Die Gästeführungen geben mir Rückhalt. Da bin ich in meinem Element. Ich habe eine Nase für das, was geht und was nicht. Aber meine Stimmbänder fangen nach zwei Führungen an zu kratzen, und wenn Feierabend ist, bin ich ein wenig heiser und todmüde. Wenn ich die Beine hochlege und Youtube Clips gucke, in denen Warane mit Schlangen kämpfen oder ein Leopard seine Beute gegen eine Horde angreifender Hyänen verteidigt, habe ich sofort ein schlechtes Gewissen. Ich war Protestant. Ich muss immer leisten.

Gut, sage ich, ich bin der beste Schreiber, den ich kenne, aber das weiß außer mir niemand. Also schreibe ich so lange, bis es jemand bemerkt. Übermorgen lese ich auf der Burg. Ich werde deine vertonten Gedichte vortragen und aus unseren Briefen lesen. Es ist kalt geworden. Der Walnussbaum an der Westseite des Rüschhauses wirft seine Früchte ab. Ich sammle sie. Die Eichhörnchen auch. Wir stehen im Wettstreit. Es gibt viele Quitten dieses Jahr. Auch die werde ich ernten, aber jetzt ist es noch zu früh.
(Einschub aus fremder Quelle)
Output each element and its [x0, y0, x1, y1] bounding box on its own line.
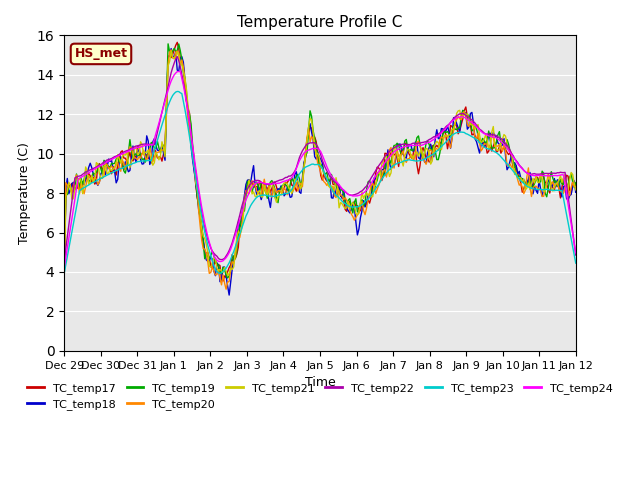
- TC_temp18: [488, 134, 495, 140]
- TC_temp18: [482, 142, 490, 147]
- TC_temp22: [486, 132, 494, 137]
- TC_temp18: [175, 68, 182, 74]
- TC_temp19: [164, 41, 172, 47]
- Legend: TC_temp17, TC_temp18, TC_temp19, TC_temp20, TC_temp21, TC_temp22, TC_temp23, TC_: TC_temp17, TC_temp18, TC_temp19, TC_temp…: [23, 378, 617, 415]
- TC_temp19: [214, 263, 222, 268]
- Line: TC_temp22: TC_temp22: [64, 57, 576, 260]
- Line: TC_temp20: TC_temp20: [64, 50, 576, 289]
- X-axis label: Time: Time: [305, 376, 335, 389]
- TC_temp17: [175, 47, 182, 52]
- TC_temp20: [572, 184, 580, 190]
- TC_temp20: [60, 266, 68, 272]
- TC_temp20: [351, 217, 358, 223]
- TC_temp18: [167, 46, 175, 51]
- TC_temp23: [214, 270, 222, 276]
- TC_temp22: [67, 210, 74, 216]
- TC_temp24: [480, 131, 488, 136]
- TC_temp20: [488, 133, 495, 139]
- Title: Temperature Profile C: Temperature Profile C: [237, 15, 403, 30]
- Line: TC_temp24: TC_temp24: [64, 72, 576, 267]
- TC_temp24: [486, 133, 494, 139]
- TC_temp21: [214, 268, 222, 274]
- TC_temp20: [175, 53, 182, 59]
- TC_temp18: [351, 204, 358, 210]
- TC_temp17: [482, 141, 490, 146]
- TC_temp18: [225, 292, 233, 298]
- TC_temp19: [482, 141, 490, 146]
- TC_temp19: [572, 180, 580, 185]
- TC_temp19: [60, 266, 68, 272]
- TC_temp24: [67, 226, 74, 231]
- TC_temp23: [351, 204, 358, 210]
- TC_temp17: [173, 39, 181, 45]
- TC_temp22: [175, 58, 182, 64]
- TC_temp23: [216, 271, 224, 276]
- TC_temp21: [167, 48, 175, 54]
- TC_temp22: [173, 54, 181, 60]
- TC_temp22: [572, 252, 580, 258]
- TC_temp24: [173, 69, 181, 74]
- TC_temp19: [67, 185, 74, 191]
- TC_temp24: [214, 258, 222, 264]
- TC_temp23: [60, 270, 68, 276]
- TC_temp23: [482, 145, 490, 151]
- TC_temp18: [572, 190, 580, 195]
- TC_temp20: [214, 267, 222, 273]
- TC_temp17: [488, 148, 495, 154]
- TC_temp22: [214, 255, 222, 261]
- TC_temp24: [175, 69, 182, 74]
- TC_temp17: [572, 183, 580, 189]
- TC_temp24: [349, 193, 356, 199]
- TC_temp23: [67, 238, 74, 244]
- TC_temp21: [488, 129, 495, 135]
- TC_temp17: [351, 199, 358, 204]
- TC_temp17: [67, 183, 74, 189]
- TC_temp22: [60, 257, 68, 263]
- TC_temp22: [349, 192, 356, 198]
- TC_temp23: [173, 89, 181, 95]
- Y-axis label: Temperature (C): Temperature (C): [18, 142, 31, 244]
- TC_temp19: [351, 200, 358, 205]
- TC_temp18: [214, 262, 222, 268]
- TC_temp17: [220, 278, 227, 284]
- TC_temp19: [488, 145, 495, 151]
- TC_temp23: [572, 260, 580, 266]
- TC_temp21: [572, 187, 580, 193]
- TC_temp19: [175, 41, 182, 47]
- Line: TC_temp17: TC_temp17: [64, 42, 576, 281]
- TC_temp19: [224, 275, 232, 281]
- Text: HS_met: HS_met: [74, 48, 127, 60]
- TC_temp21: [224, 273, 232, 278]
- TC_temp23: [488, 147, 495, 153]
- TC_temp20: [67, 185, 74, 191]
- TC_temp18: [60, 272, 68, 278]
- TC_temp18: [67, 187, 74, 192]
- Line: TC_temp21: TC_temp21: [64, 51, 576, 276]
- TC_temp20: [222, 286, 230, 292]
- TC_temp17: [214, 262, 222, 267]
- TC_temp24: [572, 250, 580, 256]
- TC_temp21: [482, 132, 490, 138]
- TC_temp21: [67, 182, 74, 188]
- TC_temp20: [482, 141, 490, 147]
- TC_temp23: [175, 89, 182, 95]
- TC_temp22: [480, 130, 488, 136]
- Line: TC_temp19: TC_temp19: [64, 44, 576, 278]
- Line: TC_temp23: TC_temp23: [64, 92, 576, 274]
- Line: TC_temp18: TC_temp18: [64, 48, 576, 295]
- TC_temp21: [351, 204, 358, 209]
- TC_temp24: [60, 264, 68, 270]
- TC_temp21: [175, 50, 182, 56]
- TC_temp21: [60, 270, 68, 276]
- TC_temp20: [167, 47, 175, 53]
- TC_temp17: [60, 273, 68, 279]
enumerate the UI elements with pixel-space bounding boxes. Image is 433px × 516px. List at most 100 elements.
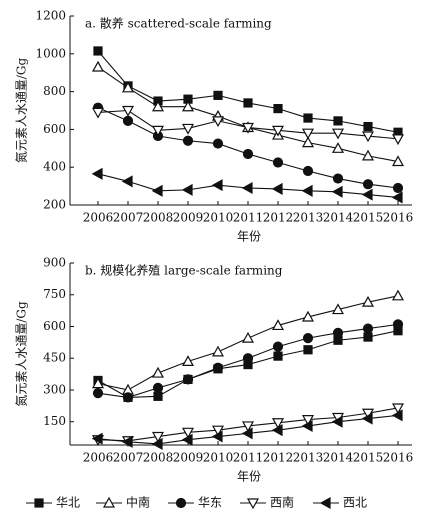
marker — [361, 149, 375, 161]
marker — [242, 353, 254, 364]
marker — [91, 60, 105, 72]
marker — [273, 351, 283, 361]
marker — [391, 155, 405, 167]
y-tick-label: 400 — [43, 160, 66, 174]
y-tick-label: 900 — [43, 256, 66, 270]
y-tick-label: 450 — [43, 351, 66, 365]
x-tick-label: 2014 — [323, 451, 354, 465]
marker — [181, 100, 195, 112]
x-axis-label: 年份 — [237, 470, 261, 484]
x-tick-label: 2006 — [83, 451, 114, 465]
x-tick-label: 2007 — [113, 211, 144, 225]
marker — [151, 366, 165, 378]
marker — [211, 430, 223, 443]
marker — [181, 427, 195, 439]
x-tick-label: 2015 — [353, 211, 384, 225]
marker — [121, 435, 133, 448]
marker — [211, 425, 225, 437]
x-tick-label: 2011 — [233, 211, 264, 225]
y-axis-label: 氮元素人水通量/Gg — [14, 301, 29, 407]
marker — [91, 377, 105, 389]
marker — [121, 105, 135, 117]
marker — [271, 182, 283, 195]
x-tick-label: 2009 — [173, 211, 204, 225]
marker — [272, 341, 284, 352]
marker — [333, 116, 343, 126]
marker — [246, 498, 260, 510]
y-tick-label: 600 — [43, 319, 66, 333]
y-tick-label: 150 — [43, 414, 66, 428]
marker — [151, 431, 165, 443]
legend-label: 中南 — [126, 495, 150, 510]
marker — [272, 157, 284, 168]
legend-label: 华北 — [56, 496, 80, 510]
marker — [271, 319, 285, 331]
y-tick-label: 300 — [43, 382, 66, 396]
x-tick-label: 2012 — [263, 211, 294, 225]
marker — [301, 136, 315, 148]
marker — [212, 138, 224, 149]
marker — [121, 81, 135, 93]
marker — [151, 437, 163, 450]
marker — [391, 403, 405, 415]
y-tick-label: 200 — [43, 198, 66, 212]
x-tick-label: 2015 — [353, 451, 384, 465]
marker — [271, 418, 285, 430]
marker — [361, 412, 373, 425]
marker — [241, 181, 253, 195]
x-tick-label: 2016 — [383, 211, 414, 225]
x-tick-label: 2007 — [113, 451, 144, 465]
marker — [175, 497, 187, 509]
series-line — [97, 295, 399, 391]
marker — [241, 421, 255, 433]
marker — [211, 116, 225, 128]
marker — [151, 184, 163, 197]
marker — [302, 333, 314, 344]
marker — [92, 388, 104, 399]
marker — [242, 148, 254, 160]
marker — [122, 392, 134, 403]
marker — [213, 90, 223, 100]
marker — [392, 182, 404, 194]
marker — [361, 295, 375, 307]
marker — [391, 409, 403, 422]
x-tick-label: 2008 — [143, 451, 174, 465]
marker — [153, 391, 163, 401]
x-tick-label: 2009 — [173, 451, 204, 465]
x-tick-label: 2011 — [233, 451, 264, 465]
marker — [241, 122, 255, 134]
y-tick-label: 800 — [43, 84, 66, 98]
y-tick-label: 1000 — [35, 46, 66, 60]
marker — [391, 191, 403, 204]
marker — [361, 188, 373, 201]
marker — [301, 419, 313, 432]
x-tick-label: 2012 — [263, 451, 294, 465]
series-line — [97, 107, 399, 189]
marker — [363, 332, 373, 342]
y-tick-label: 600 — [43, 122, 66, 136]
marker — [362, 179, 374, 190]
marker — [182, 374, 194, 385]
x-tick-label: 2013 — [293, 211, 324, 225]
marker — [331, 142, 345, 153]
marker — [181, 433, 193, 446]
panel-annotation: a. 散养 scattered-scale farming — [85, 16, 272, 31]
marker — [181, 355, 195, 367]
marker — [211, 179, 223, 192]
marker — [122, 115, 134, 126]
marker — [361, 131, 375, 143]
marker — [243, 98, 253, 108]
marker — [363, 121, 373, 132]
x-tick-label: 2006 — [83, 211, 114, 225]
marker — [152, 382, 164, 393]
marker — [301, 184, 313, 197]
x-tick-label: 2008 — [143, 211, 174, 225]
marker — [211, 345, 225, 357]
marker — [391, 134, 405, 146]
marker — [362, 323, 374, 334]
marker — [151, 125, 165, 137]
panel-annotation: b. 规模化养殖 large-scale farming — [85, 263, 283, 278]
marker — [151, 100, 165, 112]
marker — [331, 303, 345, 315]
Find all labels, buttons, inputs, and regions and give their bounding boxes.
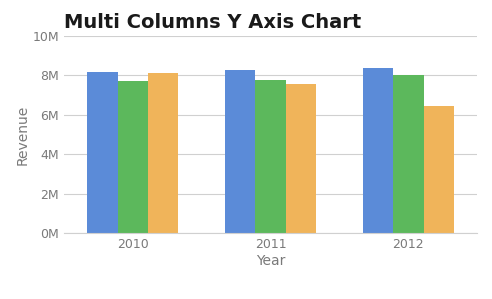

Ich halte Dichtung für eine unheilbare Krankheit, und wie jede Krankheit, die nicht behandelt wird, führt sie zum Tod. Schöne Aussichten. Übrigens, die englische Königin ist gestorben. Sie hieß Elisabeth II. Ganz England steht Kopf. Als gäbe es nichts Wichtigeres auf der Welt. Ich verstehe das alles nicht. Ich habe es noch nie verstanden. Meinst, dass wir deshalb Dichter geworden sind? Ach, und weiß du was, bei meiner nächsten Führung verkaufe ich den Gästen eines meiner Gedichte als deines. Mal sehn', ob sie es bemerken. Auflösen werde ich den Fake erst zum Schluss.